The use of rigorous computational methods together with ready-made and custom-made data to provide solutions for problems is called computational science. This type of application has been in use in industries such as technology and manufacturing, among others, but had not found its way in other industries. The social science realm is one of the areas that for long remained in the dark. However, this area is now increasingly embracing big data and analytics to improve operations. Big data is bridging the gap for researchers and other people in this area by bringing content expertise. These aspects give analysts and academics tools to use powerful data analytics in research.
With the right tools, computational scientists are now exploring vast sets of data to extract meaning from the text and other forms of data that is exchanged in today’s society. They are now able to track the online activities of people, explore digital books and other historical documents. Additionally, they can harvest data from wearable devices that record people’s daily activities and contacts. From massive data such as the one collected from online surveys and experiments, secrets that exist about the society can be extracted with the help of big data analysis tools.
Over the past few years, researchers have used these methods to identify topics that have eluded social scientists for many years. A topic such as foundations of human morality and misinformation, as well as aspects that make some people successful than others, have all benefited from the advancements in big data and analytics. For instance, a study carried out in Rwanda uncovered an extensive spread of racism in algorithms that are used to make critical healthcare decisions. The big data algorithms used mobile phone data to map under-developed regions in Rwanda.

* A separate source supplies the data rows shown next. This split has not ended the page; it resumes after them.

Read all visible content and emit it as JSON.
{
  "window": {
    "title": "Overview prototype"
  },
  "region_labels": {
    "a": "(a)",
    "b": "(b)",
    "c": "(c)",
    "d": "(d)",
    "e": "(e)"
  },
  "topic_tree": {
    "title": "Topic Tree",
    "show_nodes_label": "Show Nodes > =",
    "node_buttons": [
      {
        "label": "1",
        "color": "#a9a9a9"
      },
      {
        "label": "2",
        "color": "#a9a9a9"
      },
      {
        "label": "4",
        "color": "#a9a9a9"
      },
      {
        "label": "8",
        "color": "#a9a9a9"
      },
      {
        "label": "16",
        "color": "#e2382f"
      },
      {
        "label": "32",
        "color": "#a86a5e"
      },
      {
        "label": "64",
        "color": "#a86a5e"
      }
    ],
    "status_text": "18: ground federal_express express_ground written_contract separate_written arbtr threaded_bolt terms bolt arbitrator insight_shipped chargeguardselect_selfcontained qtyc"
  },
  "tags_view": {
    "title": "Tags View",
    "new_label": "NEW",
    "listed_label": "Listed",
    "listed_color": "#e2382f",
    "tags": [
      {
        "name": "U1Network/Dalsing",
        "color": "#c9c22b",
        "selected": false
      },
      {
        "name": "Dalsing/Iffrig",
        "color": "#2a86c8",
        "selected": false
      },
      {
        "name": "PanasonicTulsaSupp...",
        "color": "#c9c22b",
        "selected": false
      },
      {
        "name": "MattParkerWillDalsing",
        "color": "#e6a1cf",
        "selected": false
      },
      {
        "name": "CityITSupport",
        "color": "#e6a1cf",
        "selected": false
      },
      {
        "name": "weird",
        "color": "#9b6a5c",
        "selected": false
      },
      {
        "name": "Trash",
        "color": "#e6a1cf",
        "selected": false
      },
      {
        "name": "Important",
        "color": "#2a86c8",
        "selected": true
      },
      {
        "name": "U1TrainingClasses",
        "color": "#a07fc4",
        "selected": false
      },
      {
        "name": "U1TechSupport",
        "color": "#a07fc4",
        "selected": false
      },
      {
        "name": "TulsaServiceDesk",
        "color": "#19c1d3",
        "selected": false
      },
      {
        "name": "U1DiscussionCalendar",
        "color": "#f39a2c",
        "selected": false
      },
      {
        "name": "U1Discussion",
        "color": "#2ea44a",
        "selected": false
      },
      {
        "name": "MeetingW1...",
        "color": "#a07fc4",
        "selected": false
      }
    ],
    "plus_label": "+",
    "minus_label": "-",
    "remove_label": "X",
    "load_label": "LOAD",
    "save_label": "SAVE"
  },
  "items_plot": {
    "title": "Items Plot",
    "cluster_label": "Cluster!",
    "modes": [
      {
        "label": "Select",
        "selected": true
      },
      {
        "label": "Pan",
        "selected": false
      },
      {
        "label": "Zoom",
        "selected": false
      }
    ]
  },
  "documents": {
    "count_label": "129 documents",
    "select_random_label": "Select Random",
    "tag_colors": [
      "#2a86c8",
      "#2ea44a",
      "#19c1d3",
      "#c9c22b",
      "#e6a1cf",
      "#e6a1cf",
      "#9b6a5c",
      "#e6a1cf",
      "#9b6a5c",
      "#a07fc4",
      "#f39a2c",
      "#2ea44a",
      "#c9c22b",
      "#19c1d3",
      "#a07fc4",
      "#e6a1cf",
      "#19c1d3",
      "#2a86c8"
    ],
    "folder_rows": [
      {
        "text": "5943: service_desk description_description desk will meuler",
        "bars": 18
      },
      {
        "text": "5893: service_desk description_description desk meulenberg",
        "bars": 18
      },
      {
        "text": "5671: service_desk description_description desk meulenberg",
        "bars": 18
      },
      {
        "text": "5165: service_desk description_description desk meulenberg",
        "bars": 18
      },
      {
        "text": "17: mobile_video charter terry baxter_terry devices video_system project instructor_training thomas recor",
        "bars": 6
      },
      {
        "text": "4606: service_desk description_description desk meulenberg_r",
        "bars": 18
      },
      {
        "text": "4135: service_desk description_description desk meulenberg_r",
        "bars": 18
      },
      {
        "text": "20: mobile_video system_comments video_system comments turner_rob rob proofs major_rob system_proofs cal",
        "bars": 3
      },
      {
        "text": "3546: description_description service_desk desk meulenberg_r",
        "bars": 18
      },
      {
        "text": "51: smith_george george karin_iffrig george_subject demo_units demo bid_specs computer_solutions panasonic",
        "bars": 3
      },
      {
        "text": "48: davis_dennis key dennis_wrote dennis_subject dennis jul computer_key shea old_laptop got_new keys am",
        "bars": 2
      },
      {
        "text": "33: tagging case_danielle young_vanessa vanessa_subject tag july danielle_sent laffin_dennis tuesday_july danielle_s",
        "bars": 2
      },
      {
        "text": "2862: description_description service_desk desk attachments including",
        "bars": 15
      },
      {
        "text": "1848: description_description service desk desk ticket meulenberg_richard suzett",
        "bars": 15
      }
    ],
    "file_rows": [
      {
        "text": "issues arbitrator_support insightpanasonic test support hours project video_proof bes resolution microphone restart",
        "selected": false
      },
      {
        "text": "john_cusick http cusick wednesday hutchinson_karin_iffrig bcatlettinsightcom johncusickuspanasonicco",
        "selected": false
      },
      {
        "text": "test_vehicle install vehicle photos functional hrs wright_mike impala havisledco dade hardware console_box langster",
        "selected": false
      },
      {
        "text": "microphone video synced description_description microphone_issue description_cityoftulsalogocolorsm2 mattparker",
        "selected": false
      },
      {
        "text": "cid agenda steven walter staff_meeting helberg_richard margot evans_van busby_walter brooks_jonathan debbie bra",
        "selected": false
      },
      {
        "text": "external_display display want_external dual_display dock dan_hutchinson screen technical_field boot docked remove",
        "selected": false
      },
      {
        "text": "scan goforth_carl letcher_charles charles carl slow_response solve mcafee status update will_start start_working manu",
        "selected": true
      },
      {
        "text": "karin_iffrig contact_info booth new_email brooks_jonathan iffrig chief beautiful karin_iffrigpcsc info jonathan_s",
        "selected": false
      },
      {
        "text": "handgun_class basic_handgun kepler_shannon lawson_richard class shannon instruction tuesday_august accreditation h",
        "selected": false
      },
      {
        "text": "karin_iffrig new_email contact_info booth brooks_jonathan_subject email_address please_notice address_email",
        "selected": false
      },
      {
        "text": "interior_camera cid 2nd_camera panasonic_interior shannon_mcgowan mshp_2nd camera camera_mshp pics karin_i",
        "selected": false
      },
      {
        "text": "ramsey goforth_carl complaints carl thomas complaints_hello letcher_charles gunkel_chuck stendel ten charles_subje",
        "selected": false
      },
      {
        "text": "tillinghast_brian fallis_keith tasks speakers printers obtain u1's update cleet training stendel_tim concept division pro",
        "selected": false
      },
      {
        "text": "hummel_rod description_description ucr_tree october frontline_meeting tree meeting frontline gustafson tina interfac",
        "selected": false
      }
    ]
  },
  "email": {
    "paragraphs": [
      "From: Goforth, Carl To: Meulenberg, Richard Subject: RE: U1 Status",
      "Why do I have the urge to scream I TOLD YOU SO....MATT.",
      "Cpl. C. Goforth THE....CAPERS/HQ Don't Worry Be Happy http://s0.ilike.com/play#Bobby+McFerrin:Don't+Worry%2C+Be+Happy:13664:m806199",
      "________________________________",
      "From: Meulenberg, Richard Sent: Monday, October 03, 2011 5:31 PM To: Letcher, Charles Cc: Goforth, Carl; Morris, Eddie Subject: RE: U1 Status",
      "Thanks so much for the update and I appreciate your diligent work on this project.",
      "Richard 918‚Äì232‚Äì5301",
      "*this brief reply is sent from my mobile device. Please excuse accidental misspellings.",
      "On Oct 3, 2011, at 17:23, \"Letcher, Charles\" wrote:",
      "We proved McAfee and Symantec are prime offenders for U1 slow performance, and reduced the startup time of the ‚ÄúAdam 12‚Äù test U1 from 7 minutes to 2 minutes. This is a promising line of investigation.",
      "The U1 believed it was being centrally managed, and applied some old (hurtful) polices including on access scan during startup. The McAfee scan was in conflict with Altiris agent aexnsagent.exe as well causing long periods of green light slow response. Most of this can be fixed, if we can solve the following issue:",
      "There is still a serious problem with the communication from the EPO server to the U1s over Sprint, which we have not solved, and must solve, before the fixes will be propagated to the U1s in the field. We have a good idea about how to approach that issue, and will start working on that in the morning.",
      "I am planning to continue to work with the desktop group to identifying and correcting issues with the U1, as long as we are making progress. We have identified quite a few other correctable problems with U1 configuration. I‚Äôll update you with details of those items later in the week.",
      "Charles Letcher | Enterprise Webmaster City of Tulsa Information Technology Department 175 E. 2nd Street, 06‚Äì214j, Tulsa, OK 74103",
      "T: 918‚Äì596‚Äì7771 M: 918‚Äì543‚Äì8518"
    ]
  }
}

Another example is in the US, where public health and behavioral economics researchers in 2019 used data from healthcare records of more than 50,000 across the US to analyze algorithms that recommend people that have complex healthcare needs for enhanced supervision. The results of the modeling showed that the algorithm was discriminating against black people and therefore affected how people of African descent. The knowledge of such disparity helped to trace the source of bias and find ways of addressing them.
While there has been some adoption of this big data in social sciences, not everyone has embraced it. Some social scientists still prefer the traditional methods in carrying out the research. Unfortunately, most of the traditional methods are insufficient in an era where the speed with which data is generated has increased, and the demand for delivery of results has more than doubled.
Big data is indeed helpful in the social sciences. However, researchers must look and, at the same time, consider causes before concluding certain topics from incomplete and poorly arranged data mainly from social media platforms and other sources. This ensures that conclusions are well-grounded and helpful.